Fri. Mar 5th, 2021

Pyramid Lake Dude Ranch, Sutcliffe, 1936.
AJ Olds owned the Pyramid Lake Dude Ranch from 1926-1931. It does not appear to be the same ranch the Olds lived on during the rabies epidemic, but was in the same area.

A bawling bovine, mad with a virus sweeping the West, stood between Sarah Olds’ children and the house.

For two hours the children had been stranded on a haystack on the family’s Nevada ranch, unable to get home as the rabid cow pawed and raged outside the house. It was starting to get cold, and the children pleaded with their mother to let them sprint for the house as the sun dipped low in the sky.

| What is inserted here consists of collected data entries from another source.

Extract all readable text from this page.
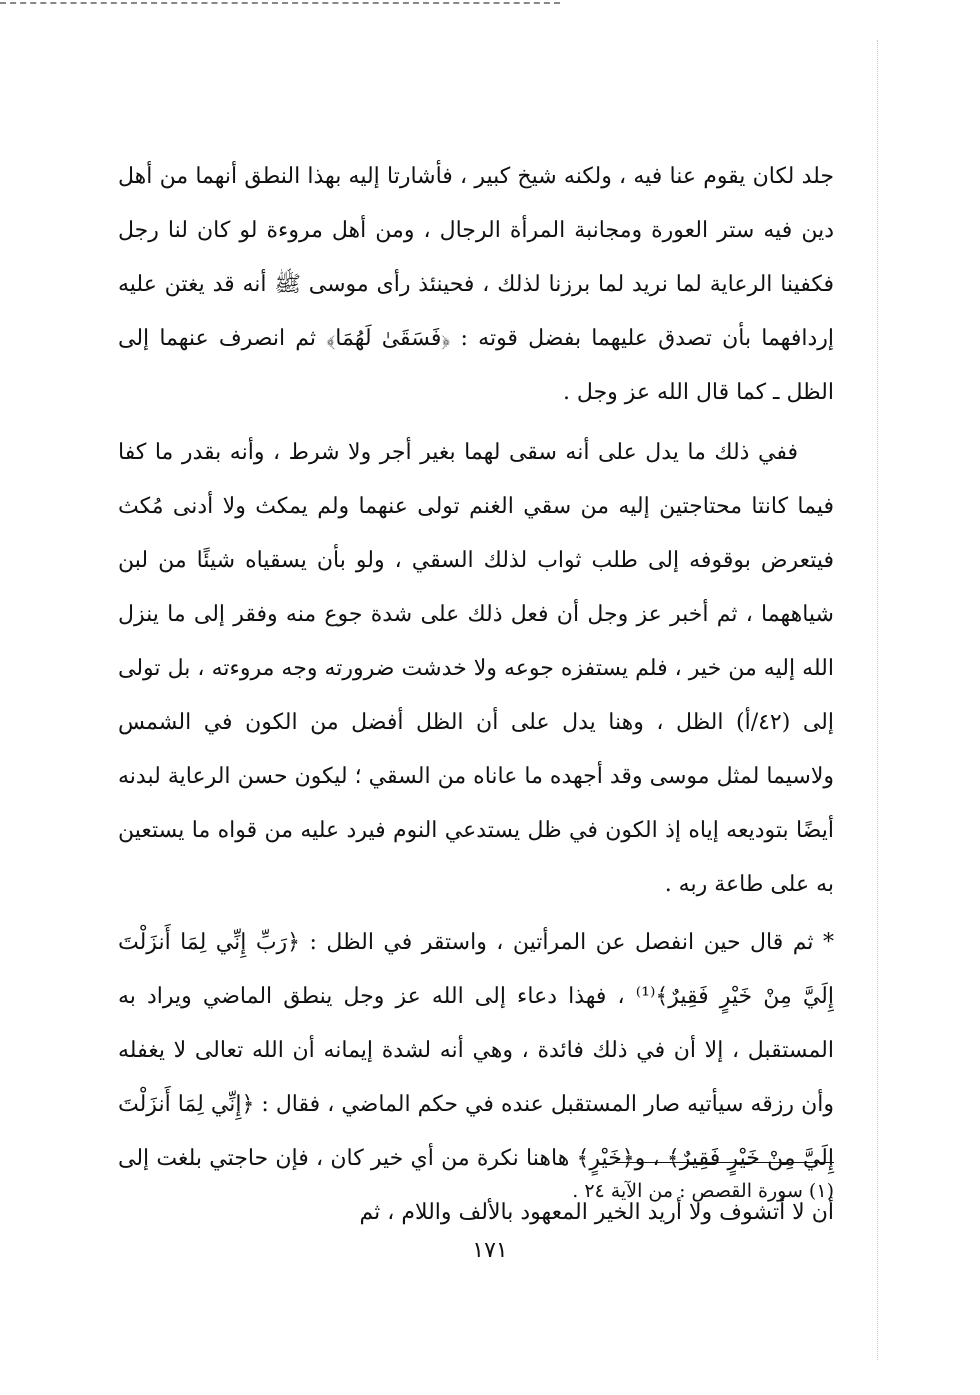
جلد لكان يقوم عنا فيه ، ولكنه شيخ كبير ، فأشارتا إليه بهذا النطق أنهما من أهل دين فيه ستر العورة ومجانبة المرأة الرجال ، ومن أهل مروءة لو كان لنا رجل فكفينا الرعاية لما نريد لما برزنا لذلك ، فحينئذ رأى موسى ﷺ أنه قد يغتن عليه إردافهما بأن تصدق عليهما بفضل قوته : ﴿فَسَقَىٰ لَهُمَا﴾ ثم انصرف عنهما إلى الظل ـ كما قال الله عز وجل .

ففي ذلك ما يدل على أنه سقى لهما بغير أجر ولا شرط ، وأنه بقدر ما كفا فيما كانتا محتاجتين إليه من سقي الغنم تولى عنهما ولم يمكث ولا أدنى مُكث فيتعرض بوقوفه إلى طلب ثواب لذلك السقي ، ولو بأن يسقياه شيئًا من لبن شياههما ، ثم أخبر عز وجل أن فعل ذلك على شدة جوع منه وفقر إلى ما ينزل الله إليه من خير ، فلم يستفزه جوعه ولا خدشت ضرورته وجه مروءته ، بل تولى إلى (٤٢/أ) الظل ، وهنا يدل على أن الظل أفضل من الكون في الشمس ولاسيما لمثل موسى وقد أجهده ما عاناه من السقي ؛ ليكون حسن الرعاية لبدنه أيضًا بتوديعه إياه إذ الكون في ظل يستدعي النوم فيرد عليه من قواه ما يستعين به على طاعة ربه .

* ثم قال حين انفصل عن المرأتين ، واستقر في الظل : ﴿رَبِّ إِنِّي لِمَا أَنزَلْتَ إِلَيَّ مِنْ خَيْرٍ فَقِيرٌ﴾⁽¹⁾ ، فهذا دعاء إلى الله عز وجل ينطق الماضي ويراد به المستقبل ، إلا أن في ذلك فائدة ، وهي أنه لشدة إيمانه أن الله تعالى لا يغفله وأن رزقه سيأتيه صار المستقبل عنده في حكم الماضي ، فقال : ﴿إِنِّي لِمَا أَنزَلْتَ إِلَيَّ مِنْ خَيْرٍ فَقِيرٌ﴾ ، و﴿خَيْرٍ﴾ هاهنا نكرة من أي خير كان ، فإن حاجتي بلغت إلى أن لا أتشوف ولا أريد الخير المعهود بالألف واللام ، ثم

(١) سورة القصص : من الآية ٢٤ .
١٧١
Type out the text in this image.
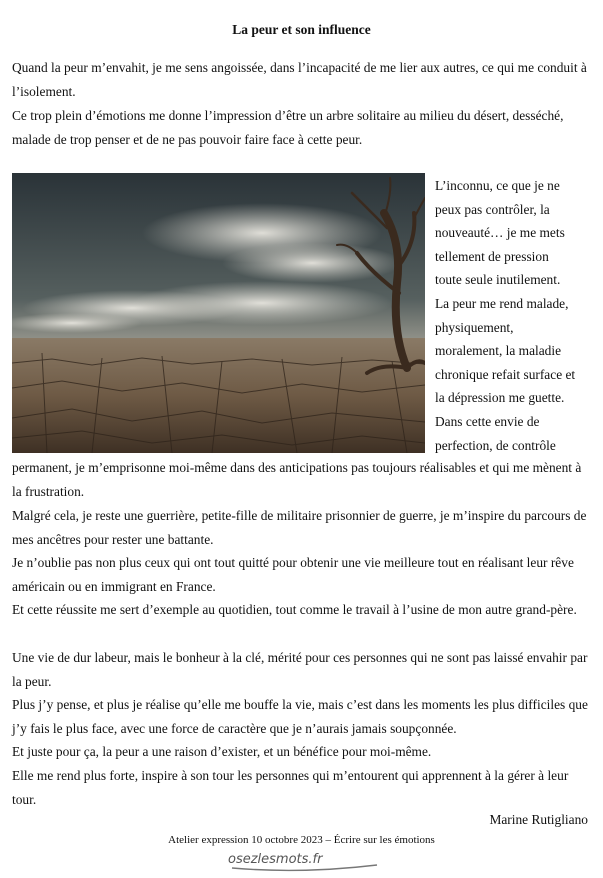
La peur et son influence

Quand la peur m’envahit, je me sens angoissée, dans l’incapacité de me lier aux autres, ce qui me conduit à l’isolement.

Ce trop plein d’émotions me donne l’impression d’être un arbre solitaire au milieu du désert, desséché, malade de trop penser et de ne pas pouvoir faire face à cette peur.

L’inconnu, ce que je ne
peux pas contrôler, la
nouveauté… je me mets
tellement de pression
toute seule inutilement.
La peur me rend malade,
physiquement,
moralement, la maladie
chronique refait surface et
la dépression me guette.
Dans cette envie de
perfection, de contrôle

permanent, je m’emprisonne moi-même dans des anticipations pas toujours réalisables et qui me mènent à la frustration.

Malgré cela, je reste une guerrière, petite-fille de militaire prisonnier de guerre, je m’inspire du parcours de mes ancêtres pour rester une battante.

Je n’oublie pas non plus ceux qui ont tout quitté pour obtenir une vie meilleure tout en réalisant leur rêve américain ou en immigrant en France.

Et cette réussite me sert d’exemple au quotidien, tout comme le travail à l’usine de mon autre grand-père.

Une vie de dur labeur, mais le bonheur à la clé, mérité pour ces personnes qui ne sont pas laissé envahir par la peur.

Plus j’y pense, et plus je réalise qu’elle me bouffe la vie, mais c’est dans les moments les plus difficiles que j’y fais le plus face, avec une force de caractère que je n’aurais jamais soupçonnée.

Et juste pour ça, la peur a une raison d’exister, et un bénéfice pour moi-même.

Elle me rend plus forte, inspire à son tour les personnes qui m’entourent qui apprennent à la gérer à leur tour.

Marine Rutigliano
Atelier expression 10 octobre 2023 – Écrire sur les émotions
osezlesmots.fr
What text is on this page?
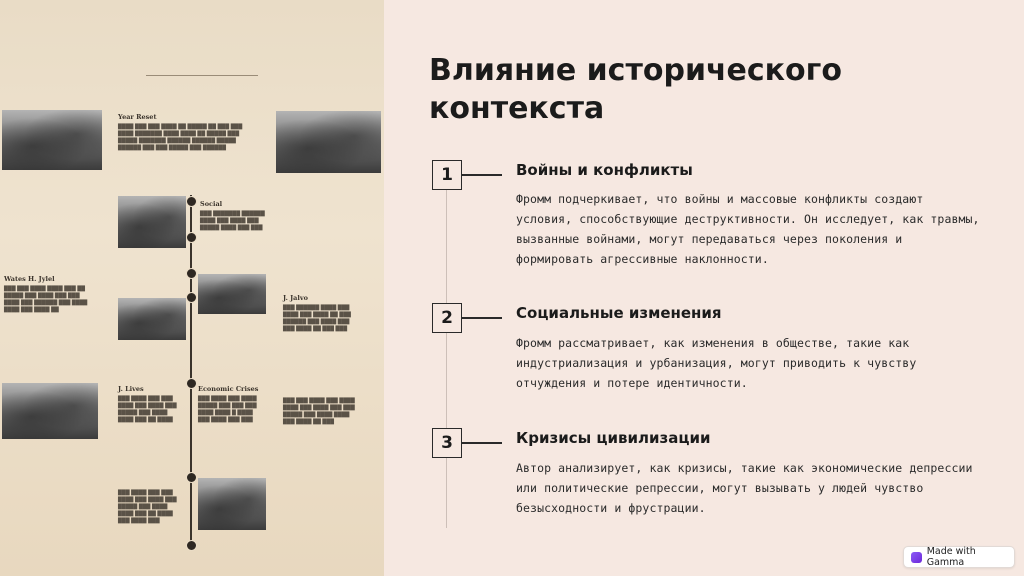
Year Reset
████ ███ ███ ████ ██ █████ ██ ███ ███
████ ███████ ████ ████ ██ █████ ███
█████ ███████ ██████ ██████ █████
██████ ███ ███ █████ ███ ██████
Social
███ ███████ ██████
████ ███ ████ ███
█████ ████ ███ ███
Wates H. Jylel
███ ███ ████ ████ ███ ██
█████ ███ ████ ███ ███
████ ███ ██████ ███ ████
████ ███ ████ ██
J. Jalvo
███ ██████ ████ ███
████ ███ ████ ██ ███
██████ ███ ████ ███
███ ████ ██ ███ ███
J. Lives
███ ████ ███ ███
████ ███ ████ ███
█████ ███ ████
████ ███ ██ ████
Economic Crises
███ ████ ███ ████
█████ ███ ███ ███
████ ████ █ ████
███ ████ ███ ███
███ ███ ████ ███ ████
████ ███ ████ ███ ███
█████ ███ ████ ████
███ ████ ██ ███
███ ████ ███ ███
████ ███ ████ ███
█████ ███ ████
████ ███ ██ ████
███ ████ ███
Влияние исторического контекста
1	Войны и конфликты
Фромм подчеркивает, что войны и массовые конфликты создают условия, способствующие деструктивности. Он исследует, как травмы, вызванные войнами, могут передаваться через поколения и формировать агрессивные наклонности.
2	Социальные изменения
Фромм рассматривает, как изменения в обществе, такие как индустриализация и урбанизация, могут приводить к чувству отчуждения и потере идентичности.
3	Кризисы цивилизации
Автор анализирует, как кризисы, такие как экономические депрессии или политические репрессии, могут вызывать у людей чувство безысходности и фрустрации.
Made with Gamma
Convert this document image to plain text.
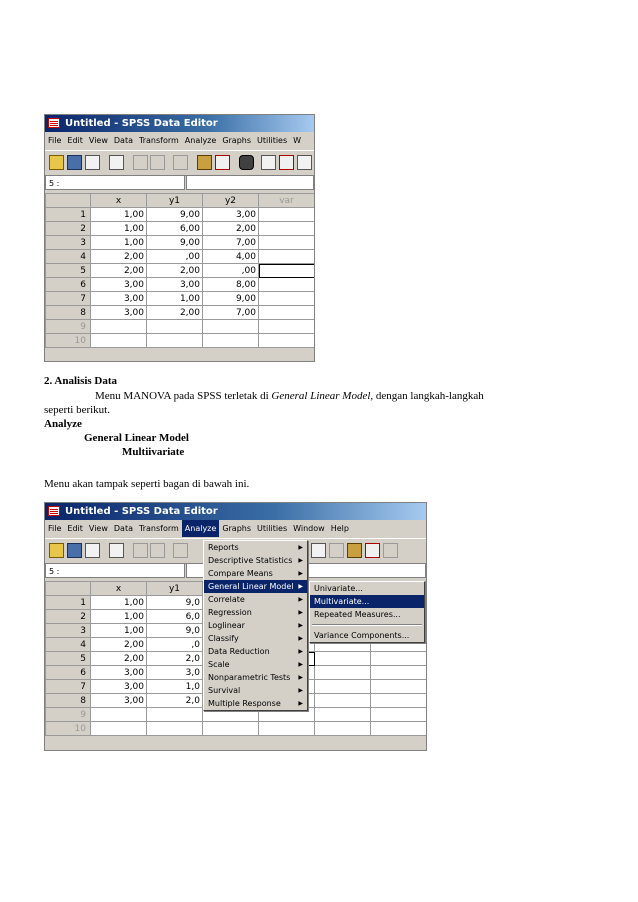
Untitled - SPSS Data Editor
File Edit View Data Transform Analyze Graphs Utilities W
5 :
	x	y1	y2	var
1	1,00	9,00	3,00	
2	1,00	6,00	2,00	
3	1,00	9,00	7,00	
4	2,00	,00	4,00	
5	2,00	2,00	,00	
6	3,00	3,00	8,00	
7	3,00	1,00	9,00	
8	3,00	2,00	7,00	
9				
10				
2. Analisis Data
Menu MANOVA pada SPSS terletak di General Linear Model, dengan langkah-langkah
seperti berikut.
Analyze
General Linear Model
Multiivariate
Menu akan tampak seperti bagan di bawah ini.
Untitled - SPSS Data Editor
File Edit View Data Transform Analyze Graphs Utilities Window Help
5 :
	x	y1				
1	1,00	9,0				
2	1,00	6,0				
3	1,00	9,0				
4	2,00	,0				
5	2,00	2,0				
6	3,00	3,0				
7	3,00	1,0				
8	3,00	2,0				
9						
10						
Reports	▶
Descriptive Statistics ▶
Compare Means	▶
General Linear Model ▶
Correlate	▶
Regression	▶
Loglinear	▶
Classify	▶
Data Reduction	▶
Scale	▶
Nonparametric Tests ▶
Survival	▶
Multiple Response	▶
Univariate...
Multivariate...
Repeated Measures...
Variance Components...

“No, sir!” she yelled at the kids from the front porch. “Burrow down under the hay to keep warm, but don’t dare come home.”

Olds awaited her eldest son, hopeful that he’d come home soon from a day of hunting, and with enough ammunition to shoot the crazed cow dead. 

It was 1916 and there was a virus spreading in Northern Nevada. 

‘Greatest calamity’ to hit the state

While many scholars have drawn parallels between today’s COVID-19 pandemic and the nationwide Spanish Flu epidemic of 1918, Nevada fought another virus 100 years ago, one very different from today’s novel coronavirus.